The Killing of Sophie Lancaster: a tragedy that continues to haunt
There are the sounds of children playing as the audience files in, shouts and laughter; it could be a playground in a park. With the knowledge of what we are about to see, the sounds are eerie, sinister.
It is a tragedy that continues to haunt. Sophie Lancaster died in August 2007 aged 20, following a gang attack on her and her partner Rob in Stubbylee Park, Bacup, Lancashire. She had just passed her A-levels, and was attacked because she dressed differently. Her mother says in the play: “I was quite proud of her. I thought she looked lovely.”
Black Roses: The Killing of Sophie Lancaster, with poetry by Simon Armitage and words by Sophie’s mother, Sylvia, began life as a radio play, before being transformed into a stage production at the Studio of the Royal Exchange theatre in 2012. This year it has returned to the Studio, gone on a tour of community venues in the north-west, and continued with seven performances at the Southbank Centre in London.
It is a stark, simple production. Armitage’s words are discreet, unobtrusive, effective. Sophie’s mother, played by Julie Hesmondhalgh (the sadly missed Hayley in Coronation Street) talks of her “dark fairy” becoming a Goth around the age of 11: “She needed that channel, for her individuality.” Sophie, played by Rachel Austin, prowls around the stage, always smiling. She talks of meeting her “perfectly weird” boyfriend Rob, and finding they were “both in league with the colour black”.
She recounts their happy few months together in a dingy flat, and becomes articulate, poetic, confident of her own voice, as she embraces “all of the human race, in its crazy paradise”.
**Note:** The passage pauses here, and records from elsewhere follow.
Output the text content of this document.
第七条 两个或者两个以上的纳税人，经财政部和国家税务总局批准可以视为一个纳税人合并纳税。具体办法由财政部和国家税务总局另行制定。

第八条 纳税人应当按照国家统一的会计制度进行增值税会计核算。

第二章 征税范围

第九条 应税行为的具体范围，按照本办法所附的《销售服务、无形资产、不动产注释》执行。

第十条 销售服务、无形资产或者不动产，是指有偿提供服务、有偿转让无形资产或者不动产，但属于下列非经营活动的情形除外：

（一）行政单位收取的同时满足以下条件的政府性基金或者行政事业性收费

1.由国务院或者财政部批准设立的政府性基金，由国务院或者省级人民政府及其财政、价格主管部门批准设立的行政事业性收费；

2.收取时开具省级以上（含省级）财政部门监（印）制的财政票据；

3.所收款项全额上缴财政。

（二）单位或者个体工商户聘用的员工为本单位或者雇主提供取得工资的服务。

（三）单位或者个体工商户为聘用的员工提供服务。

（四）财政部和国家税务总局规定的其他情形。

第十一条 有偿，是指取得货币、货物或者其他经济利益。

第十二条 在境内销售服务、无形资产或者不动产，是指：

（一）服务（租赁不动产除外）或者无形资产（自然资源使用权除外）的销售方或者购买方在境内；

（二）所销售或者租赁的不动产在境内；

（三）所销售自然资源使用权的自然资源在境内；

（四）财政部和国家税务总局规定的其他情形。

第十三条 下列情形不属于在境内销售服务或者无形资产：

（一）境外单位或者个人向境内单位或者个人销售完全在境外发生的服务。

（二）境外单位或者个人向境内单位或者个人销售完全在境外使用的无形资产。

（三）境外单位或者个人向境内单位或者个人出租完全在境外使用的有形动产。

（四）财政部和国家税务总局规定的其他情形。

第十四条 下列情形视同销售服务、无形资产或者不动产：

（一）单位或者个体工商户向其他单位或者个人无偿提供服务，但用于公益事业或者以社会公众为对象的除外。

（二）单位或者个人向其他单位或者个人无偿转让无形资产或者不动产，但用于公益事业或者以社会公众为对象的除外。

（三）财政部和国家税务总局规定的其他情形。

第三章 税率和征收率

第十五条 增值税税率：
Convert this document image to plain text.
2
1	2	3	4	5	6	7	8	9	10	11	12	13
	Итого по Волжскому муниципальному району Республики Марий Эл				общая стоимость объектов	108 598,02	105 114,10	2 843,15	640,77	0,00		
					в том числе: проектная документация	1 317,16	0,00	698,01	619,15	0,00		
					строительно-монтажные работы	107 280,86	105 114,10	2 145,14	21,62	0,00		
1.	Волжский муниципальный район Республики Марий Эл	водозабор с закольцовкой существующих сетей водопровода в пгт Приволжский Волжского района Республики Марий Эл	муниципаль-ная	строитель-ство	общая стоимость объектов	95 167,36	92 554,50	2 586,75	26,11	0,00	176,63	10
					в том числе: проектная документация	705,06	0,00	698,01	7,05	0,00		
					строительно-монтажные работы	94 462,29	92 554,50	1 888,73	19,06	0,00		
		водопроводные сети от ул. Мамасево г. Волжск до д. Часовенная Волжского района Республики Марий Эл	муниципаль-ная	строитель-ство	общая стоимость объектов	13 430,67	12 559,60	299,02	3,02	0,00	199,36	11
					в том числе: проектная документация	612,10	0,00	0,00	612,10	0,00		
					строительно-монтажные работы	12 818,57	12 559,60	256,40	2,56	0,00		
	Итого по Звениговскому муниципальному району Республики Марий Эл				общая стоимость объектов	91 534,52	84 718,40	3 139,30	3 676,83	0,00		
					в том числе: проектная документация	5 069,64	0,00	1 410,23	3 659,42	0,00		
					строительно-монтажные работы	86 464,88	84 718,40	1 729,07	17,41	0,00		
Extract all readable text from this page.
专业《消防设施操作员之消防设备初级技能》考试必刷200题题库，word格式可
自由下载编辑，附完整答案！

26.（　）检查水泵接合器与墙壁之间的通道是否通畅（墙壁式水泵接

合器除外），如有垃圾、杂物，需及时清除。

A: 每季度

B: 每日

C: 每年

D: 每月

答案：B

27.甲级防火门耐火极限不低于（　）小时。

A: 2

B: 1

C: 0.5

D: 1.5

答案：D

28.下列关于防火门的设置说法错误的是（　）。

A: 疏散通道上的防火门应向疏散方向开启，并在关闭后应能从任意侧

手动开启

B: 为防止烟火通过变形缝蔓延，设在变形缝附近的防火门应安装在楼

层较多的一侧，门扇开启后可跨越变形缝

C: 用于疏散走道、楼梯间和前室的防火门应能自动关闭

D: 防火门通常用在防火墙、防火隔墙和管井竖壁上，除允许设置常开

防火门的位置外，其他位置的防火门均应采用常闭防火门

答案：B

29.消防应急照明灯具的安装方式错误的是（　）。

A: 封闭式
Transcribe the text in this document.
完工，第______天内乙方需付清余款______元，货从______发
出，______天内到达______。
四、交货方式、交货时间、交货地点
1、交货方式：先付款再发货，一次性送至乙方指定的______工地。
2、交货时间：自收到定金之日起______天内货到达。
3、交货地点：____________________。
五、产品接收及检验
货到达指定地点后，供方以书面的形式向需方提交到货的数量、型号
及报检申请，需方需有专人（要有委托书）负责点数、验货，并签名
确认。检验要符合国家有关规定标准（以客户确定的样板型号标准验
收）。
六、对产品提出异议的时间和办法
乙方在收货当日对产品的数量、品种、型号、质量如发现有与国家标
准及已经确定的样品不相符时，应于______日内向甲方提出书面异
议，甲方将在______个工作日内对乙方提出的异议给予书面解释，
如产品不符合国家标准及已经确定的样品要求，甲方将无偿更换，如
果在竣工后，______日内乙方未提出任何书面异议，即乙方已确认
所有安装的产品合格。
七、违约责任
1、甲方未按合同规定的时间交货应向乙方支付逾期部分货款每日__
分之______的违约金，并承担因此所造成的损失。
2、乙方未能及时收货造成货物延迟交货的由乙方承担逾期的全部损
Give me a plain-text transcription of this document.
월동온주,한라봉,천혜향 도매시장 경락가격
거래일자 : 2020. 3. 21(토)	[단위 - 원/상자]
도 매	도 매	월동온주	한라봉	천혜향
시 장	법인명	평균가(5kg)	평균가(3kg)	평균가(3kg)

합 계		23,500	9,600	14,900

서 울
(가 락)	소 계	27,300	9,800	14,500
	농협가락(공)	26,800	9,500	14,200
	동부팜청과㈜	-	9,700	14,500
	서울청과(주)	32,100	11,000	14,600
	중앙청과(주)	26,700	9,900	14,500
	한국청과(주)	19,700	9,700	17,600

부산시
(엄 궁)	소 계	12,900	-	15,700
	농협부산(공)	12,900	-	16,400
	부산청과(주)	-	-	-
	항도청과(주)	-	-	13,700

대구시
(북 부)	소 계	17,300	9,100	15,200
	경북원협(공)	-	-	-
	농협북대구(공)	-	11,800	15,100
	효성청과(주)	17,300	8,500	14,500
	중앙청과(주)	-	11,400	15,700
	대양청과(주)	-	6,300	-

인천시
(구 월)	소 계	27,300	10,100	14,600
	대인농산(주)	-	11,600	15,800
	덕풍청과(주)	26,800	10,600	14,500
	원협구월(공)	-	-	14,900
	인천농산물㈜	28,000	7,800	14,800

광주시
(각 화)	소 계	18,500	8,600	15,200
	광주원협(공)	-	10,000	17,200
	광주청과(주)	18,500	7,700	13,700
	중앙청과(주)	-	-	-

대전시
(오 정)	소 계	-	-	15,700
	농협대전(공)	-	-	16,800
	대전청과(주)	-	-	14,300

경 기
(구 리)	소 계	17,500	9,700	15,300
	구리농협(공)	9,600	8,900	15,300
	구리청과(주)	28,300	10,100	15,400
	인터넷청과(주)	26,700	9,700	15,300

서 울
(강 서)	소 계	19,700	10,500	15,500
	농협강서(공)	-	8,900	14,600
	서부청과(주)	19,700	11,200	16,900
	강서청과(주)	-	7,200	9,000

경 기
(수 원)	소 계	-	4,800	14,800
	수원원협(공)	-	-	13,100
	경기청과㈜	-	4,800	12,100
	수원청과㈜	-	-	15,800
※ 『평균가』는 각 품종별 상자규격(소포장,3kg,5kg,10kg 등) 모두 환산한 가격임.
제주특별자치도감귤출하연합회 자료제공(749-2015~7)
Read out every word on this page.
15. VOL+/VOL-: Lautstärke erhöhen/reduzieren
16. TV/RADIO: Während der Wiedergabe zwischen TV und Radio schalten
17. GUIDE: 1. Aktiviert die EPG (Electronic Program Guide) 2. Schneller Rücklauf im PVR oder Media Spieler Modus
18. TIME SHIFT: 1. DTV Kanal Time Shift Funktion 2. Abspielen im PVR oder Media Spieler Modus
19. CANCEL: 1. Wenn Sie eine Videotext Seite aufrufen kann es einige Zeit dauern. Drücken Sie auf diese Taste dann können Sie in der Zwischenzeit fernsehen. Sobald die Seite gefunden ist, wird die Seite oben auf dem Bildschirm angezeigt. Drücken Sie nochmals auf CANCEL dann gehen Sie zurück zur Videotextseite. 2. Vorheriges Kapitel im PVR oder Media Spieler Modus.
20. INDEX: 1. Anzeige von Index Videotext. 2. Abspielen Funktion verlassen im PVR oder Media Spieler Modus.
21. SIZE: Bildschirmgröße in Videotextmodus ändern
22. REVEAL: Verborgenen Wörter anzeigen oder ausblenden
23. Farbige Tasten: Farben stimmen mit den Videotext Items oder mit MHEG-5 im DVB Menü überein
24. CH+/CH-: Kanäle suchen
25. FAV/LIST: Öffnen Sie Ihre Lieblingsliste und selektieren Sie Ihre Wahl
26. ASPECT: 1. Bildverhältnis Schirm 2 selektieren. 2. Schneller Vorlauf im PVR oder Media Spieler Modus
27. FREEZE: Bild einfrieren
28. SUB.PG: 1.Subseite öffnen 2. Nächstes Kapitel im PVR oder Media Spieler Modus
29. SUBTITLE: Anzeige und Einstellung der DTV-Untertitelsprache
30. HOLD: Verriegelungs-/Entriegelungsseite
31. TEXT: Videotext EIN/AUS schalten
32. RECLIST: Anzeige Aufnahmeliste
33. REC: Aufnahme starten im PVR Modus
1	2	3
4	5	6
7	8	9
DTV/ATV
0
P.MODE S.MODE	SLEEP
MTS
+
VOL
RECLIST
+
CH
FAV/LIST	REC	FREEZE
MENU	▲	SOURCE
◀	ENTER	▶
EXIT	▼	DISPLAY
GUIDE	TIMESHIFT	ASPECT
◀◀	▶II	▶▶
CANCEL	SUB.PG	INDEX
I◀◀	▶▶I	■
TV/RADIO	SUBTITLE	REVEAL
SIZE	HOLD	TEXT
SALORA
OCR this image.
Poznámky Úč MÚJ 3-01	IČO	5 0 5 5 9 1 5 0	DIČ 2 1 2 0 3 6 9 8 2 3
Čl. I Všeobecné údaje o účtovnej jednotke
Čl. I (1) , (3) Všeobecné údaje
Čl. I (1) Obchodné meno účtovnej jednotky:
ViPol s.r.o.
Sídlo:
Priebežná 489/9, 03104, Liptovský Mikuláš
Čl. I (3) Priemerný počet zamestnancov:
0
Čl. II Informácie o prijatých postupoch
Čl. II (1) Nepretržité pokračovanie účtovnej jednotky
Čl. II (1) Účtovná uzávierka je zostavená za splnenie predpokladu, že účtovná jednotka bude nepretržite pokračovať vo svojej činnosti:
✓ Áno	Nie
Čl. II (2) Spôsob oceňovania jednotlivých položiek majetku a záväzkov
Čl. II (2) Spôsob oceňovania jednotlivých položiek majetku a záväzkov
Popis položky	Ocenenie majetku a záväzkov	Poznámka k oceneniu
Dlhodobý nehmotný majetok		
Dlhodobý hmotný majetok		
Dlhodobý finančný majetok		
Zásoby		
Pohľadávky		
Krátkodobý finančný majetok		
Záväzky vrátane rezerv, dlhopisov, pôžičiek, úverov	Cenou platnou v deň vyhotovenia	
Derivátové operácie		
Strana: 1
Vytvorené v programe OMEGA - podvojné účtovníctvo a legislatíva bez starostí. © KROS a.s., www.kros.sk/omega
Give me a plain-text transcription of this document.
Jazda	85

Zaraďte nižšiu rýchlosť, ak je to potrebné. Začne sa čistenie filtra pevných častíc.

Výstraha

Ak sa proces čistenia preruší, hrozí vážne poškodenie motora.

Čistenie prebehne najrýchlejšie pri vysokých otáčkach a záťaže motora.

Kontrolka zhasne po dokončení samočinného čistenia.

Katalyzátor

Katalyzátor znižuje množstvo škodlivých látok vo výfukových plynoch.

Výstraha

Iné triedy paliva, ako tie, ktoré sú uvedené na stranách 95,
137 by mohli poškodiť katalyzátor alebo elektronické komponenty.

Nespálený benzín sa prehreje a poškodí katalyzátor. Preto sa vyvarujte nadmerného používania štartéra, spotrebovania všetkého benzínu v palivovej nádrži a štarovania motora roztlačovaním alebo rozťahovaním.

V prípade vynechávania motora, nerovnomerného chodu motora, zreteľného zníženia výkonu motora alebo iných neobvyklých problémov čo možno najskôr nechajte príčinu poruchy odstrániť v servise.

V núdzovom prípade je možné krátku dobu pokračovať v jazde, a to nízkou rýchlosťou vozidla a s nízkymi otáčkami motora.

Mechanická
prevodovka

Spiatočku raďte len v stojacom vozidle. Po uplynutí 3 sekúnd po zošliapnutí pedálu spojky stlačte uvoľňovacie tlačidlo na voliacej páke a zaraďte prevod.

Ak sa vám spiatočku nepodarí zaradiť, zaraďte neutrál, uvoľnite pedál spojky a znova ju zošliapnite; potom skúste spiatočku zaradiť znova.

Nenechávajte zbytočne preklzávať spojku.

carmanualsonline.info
Then comes a summer night, the night of the attack. Sophie lists the typical images of a park, “the Victorian dream … strains of a band … the ice-cream stand … Friday night lovers out for a stroll”. And the dark side, too, “where wolves ran wild, where alchohol poisoned the watering hole”. Sophie and Rob encounter “a gang … a mob … a pack” , “the boot coming in, again and again”, before the last moments of consciousness, when “heavens whirl” and “sirens wail”.
We are not spared the details of her time in hospital, nor should we be, before the decision was taken to switch off Sophie’s life-support machine, after brain scans had revealed the awful truth. Almost the only thing that is recognisable about her face is the logo and tread of a trainer shoe upon it. She had curled up into a ball in a vain attempt to ward off the blows: “The black roses that bloom on my arms and legs / are the bitter bruises of self-defence.”
Some of the audience needed time to compose themselves before they left at the end of this very moving play. Sophie had just completed her A-levels. I found myself thinking of the William Golding novel, Lord of the Flies, with its story of children turning upon themselves after being marooned on a desert island. At one time it was a set text; I have no idea if it still is.
Sophie’s last words in the play are: “Now make this known.” We must continue to do so.
The Sophie Lancaster Foundation was set up by her mother Sylvia and others in her memory. It is a charity that focuses “on creating respect for and understanding subcultures in our communities”, and works with politicians and police “to ensure individuals who are part of subcultures are protected by the law”.